Core Idea
- Influence is a learnable skill, not a personality trait—it works through diagnostic understanding of what others value, not authority or manipulation.
- Everyone is a potential ally; frame all interactions as win-win exchanges where you trade valued currencies for cooperation.
The Six-Step Influence Model
- Assume alliance: Treat the other person as a potential partner, not adversary.
- Clarify your goals: Distinguish must-haves from nice-to-haves before negotiating.
- Diagnose their world: Understand their metrics, pressures, rewards, constraints—not their personality.
- Identify valued currencies: Learn what they actually want (inspiration, resources, recognition, relationships, personal affirmation).
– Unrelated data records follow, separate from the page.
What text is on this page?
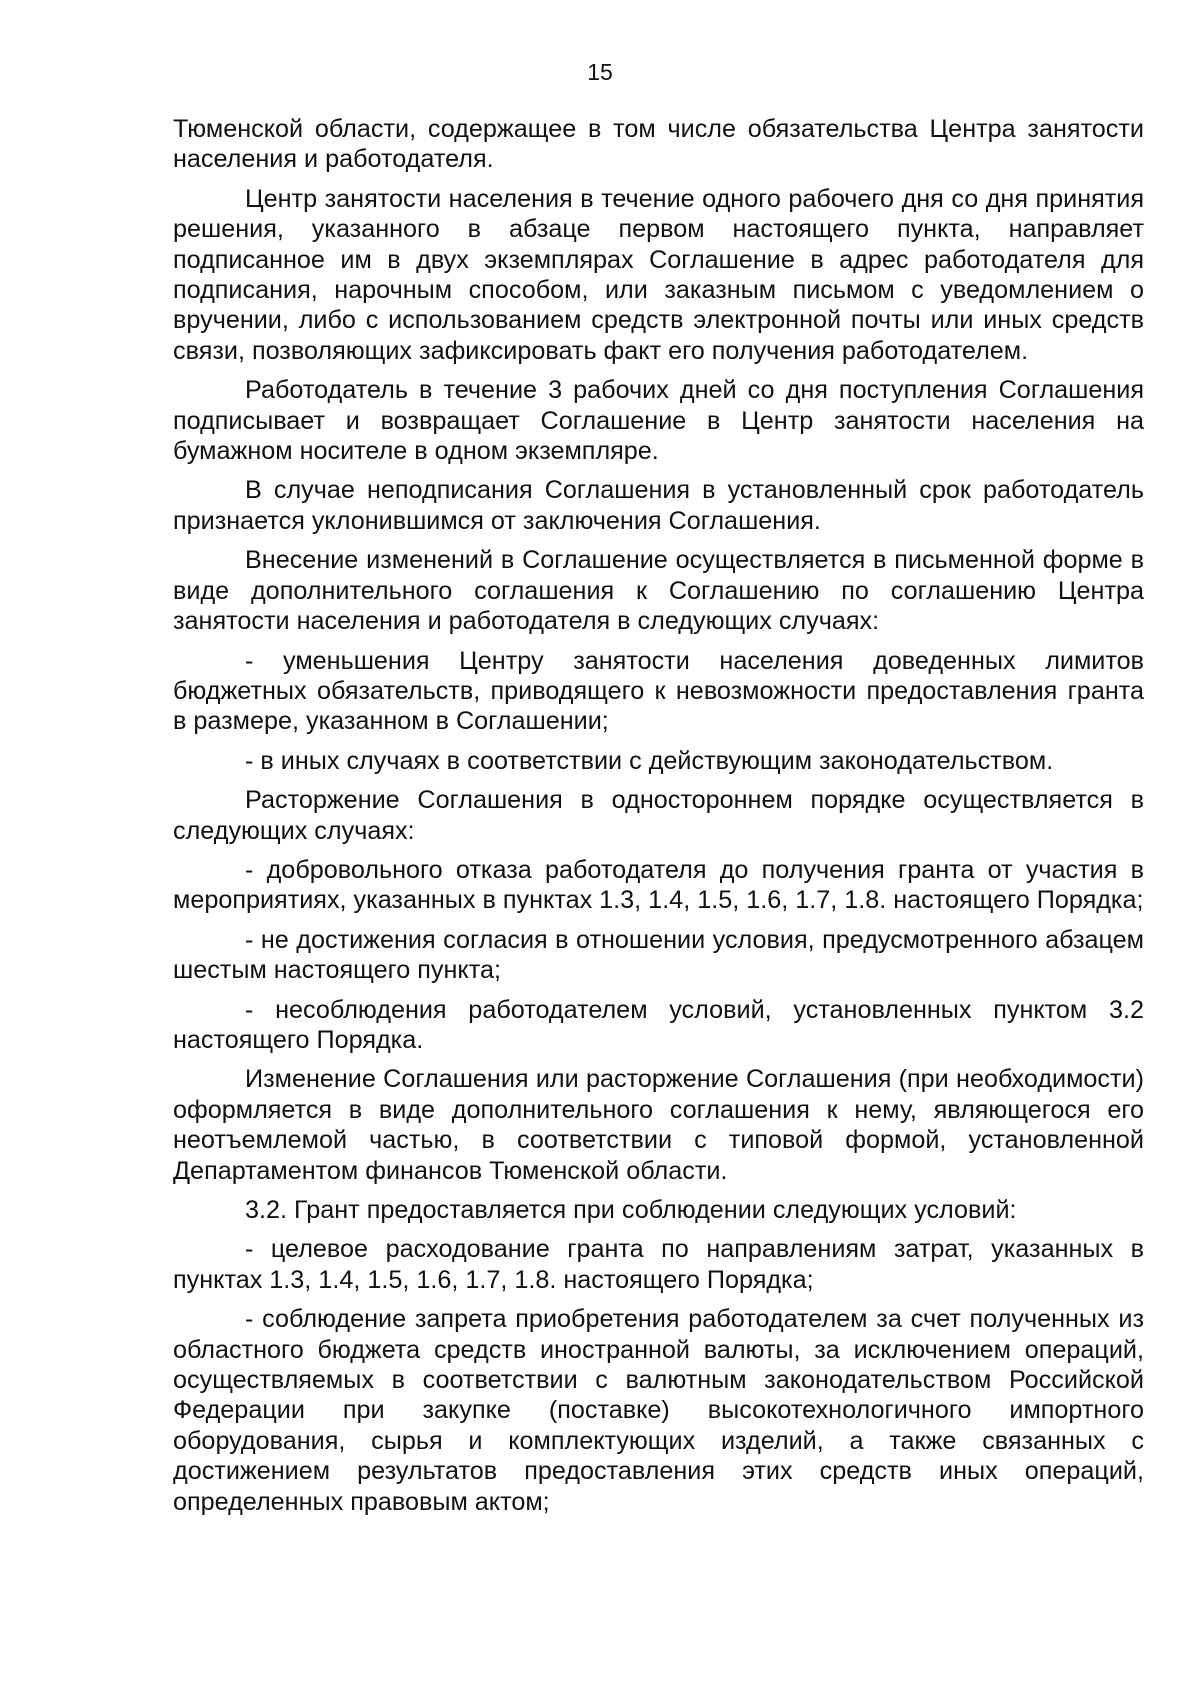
15

Тюменской области, содержащее в том числе обязательства Центра занятости населения и работодателя.

Центр занятости населения в течение одного рабочего дня со дня принятия решения, указанного в абзаце первом настоящего пункта, направляет подписанное им в двух экземплярах Соглашение в адрес работодателя для подписания, нарочным способом, или заказным письмом с уведомлением о вручении, либо с использованием средств электронной почты или иных средств связи, позволяющих зафиксировать факт его получения работодателем.

Работодатель в течение 3 рабочих дней со дня поступления Соглашения подписывает и возвращает Соглашение в Центр занятости населения на бумажном носителе в одном экземпляре.

В случае неподписания Соглашения в установленный срок работодатель признается уклонившимся от заключения Соглашения.

Внесение изменений в Соглашение осуществляется в письменной форме в виде дополнительного соглашения к Соглашению по соглашению Центра занятости населения и работодателя в следующих случаях:

- уменьшения Центру занятости населения доведенных лимитов бюджетных обязательств, приводящего к невозможности предоставления гранта в размере, указанном в Соглашении;

- в иных случаях в соответствии с действующим законодательством.

Расторжение Соглашения в одностороннем порядке осуществляется в следующих случаях:

- добровольного отказа работодателя до получения гранта от участия в мероприятиях, указанных в пунктах 1.3, 1.4, 1.5, 1.6, 1.7, 1.8. настоящего Порядка;

- не достижения согласия в отношении условия, предусмотренного абзацем шестым настоящего пункта;

- несоблюдения работодателем условий, установленных пунктом 3.2 настоящего Порядка.

Изменение Соглашения или расторжение Соглашения (при необходимости) оформляется в виде дополнительного соглашения к нему, являющегося его неотъемлемой частью, в соответствии с типовой формой, установленной Департаментом финансов Тюменской области.

3.2. Грант предоставляется при соблюдении следующих условий:

- целевое расходование гранта по направлениям затрат, указанных в пунктах 1.3, 1.4, 1.5, 1.6, 1.7, 1.8. настоящего Порядка;

- соблюдение запрета приобретения работодателем за счет полученных из областного бюджета средств иностранной валюты, за исключением операций, осуществляемых в соответствии с валютным законодательством Российской Федерации при закупке (поставке) высокотехнологичного импортного оборудования, сырья и комплектующих изделий, а также связанных с достижением результатов предоставления этих средств иных операций, определенных правовым актом;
- Assess your relationship: Know how they prefer to be approached and what credit you've built with them.
- Execute exchanges: Trade something you can offer for what you need; ensure they perceive fair value.
Key Currencies People Value
- Inspiration: Vision, excellence, mentoring, moral correctness.
- Task-related: Resources, challenge, assistance, information, rapid response.
- Position: Recognition, visibility, reputation, insider status, contacts.
- Relationships: Understanding, inclusion, personal support.
- Personal: Gratitude, ownership, self-concept affirmation.
Critical Mindsets
- Reciprocity is universal—build credit proactively before you need it; deliver on every promise.
- Your reputation is capital—protect it; temporary wins damage long-term influence.
- Situational forces drive behavior, not personality flaws; diagnose constraints, not character.
- Adapt to their preferred style, not yours; authenticity + strategic planning beats calculation masquerading as relationship.
Tactics by Scenario
Remote/Distance Work
- Use richest technology available (video for complexity, phone for short items).
- Schedule standing 1:1s to build trust; formal meetings can't establish intent alone.
- Establish explicit norms upfront (participation, decision processes, language rules).
Difficult Colleagues
- Reframe as situational (job pressures) not personal; diagnose their world, not their traits.
- Break reciprocal role cycles by changing your extreme behavior first.
- Treat peers as long-term customers; frame requests around their interests.
Major Change/Resistance
- Lead with quantified present problems, then realistic roadmap (vision alone fails).
- Use accordion method: small core team work + large stakeholder meetings (avoid consensus in big groups).
- Seed ideas gradually over time; plant concepts repeatedly before formal requests.
- Manage tension carefully: show discomfort about the gap, but ease it with concrete steps.
Organizational Politics
- Ask veterans: What unspoken norms, hidden power-brokers, loaded issues exist?
- Be explicit about mutual interests in cultures accepting departmental self-interest.
- Diagnose via metrics and role pressures, not personalities.
When Influence Gets Hard
- Poor relationships require relationship repair before task work.
- High power differentials limit threats; focus on currencies instead.
- Distance requires extra homework on their world.
Hardball Tactics (Last Resort)
- Escalate costs gradually: Requests -> visibility -> warnings -> consequences; warn at each stage.
- Preserve relationship: Emphasize organizational benefit, not dominance; keep olive branch extended.
- Expose manipulation to daylight: Call out sleaze publicly and calmly; most manipulation thrives in shadows.
- Know your walk-away power: Build savings, alternatives, strong reputation before you need to play hardball.
- The sincerity test: If disclosing your intent doesn't kill your influence, you're not manipulating. Lying about costs/benefits crosses the line.
Action Plan
- Map one key relationship: Diagnose their metrics, pressures, and what currencies they value (not what you assume).
- Identify what you can offer: Match your strengths to their valued currencies; build credit proactively.
- Plan your approach: Tailor your style to their preference; choose timing and medium strategically.
- Execute and monitor: Make the exchange clear; track reciprocity; adjust if relationship deteriorates.
- Protect your reputation: Deliver on every commitment; admit mistakes early; never manipulate with outright lies.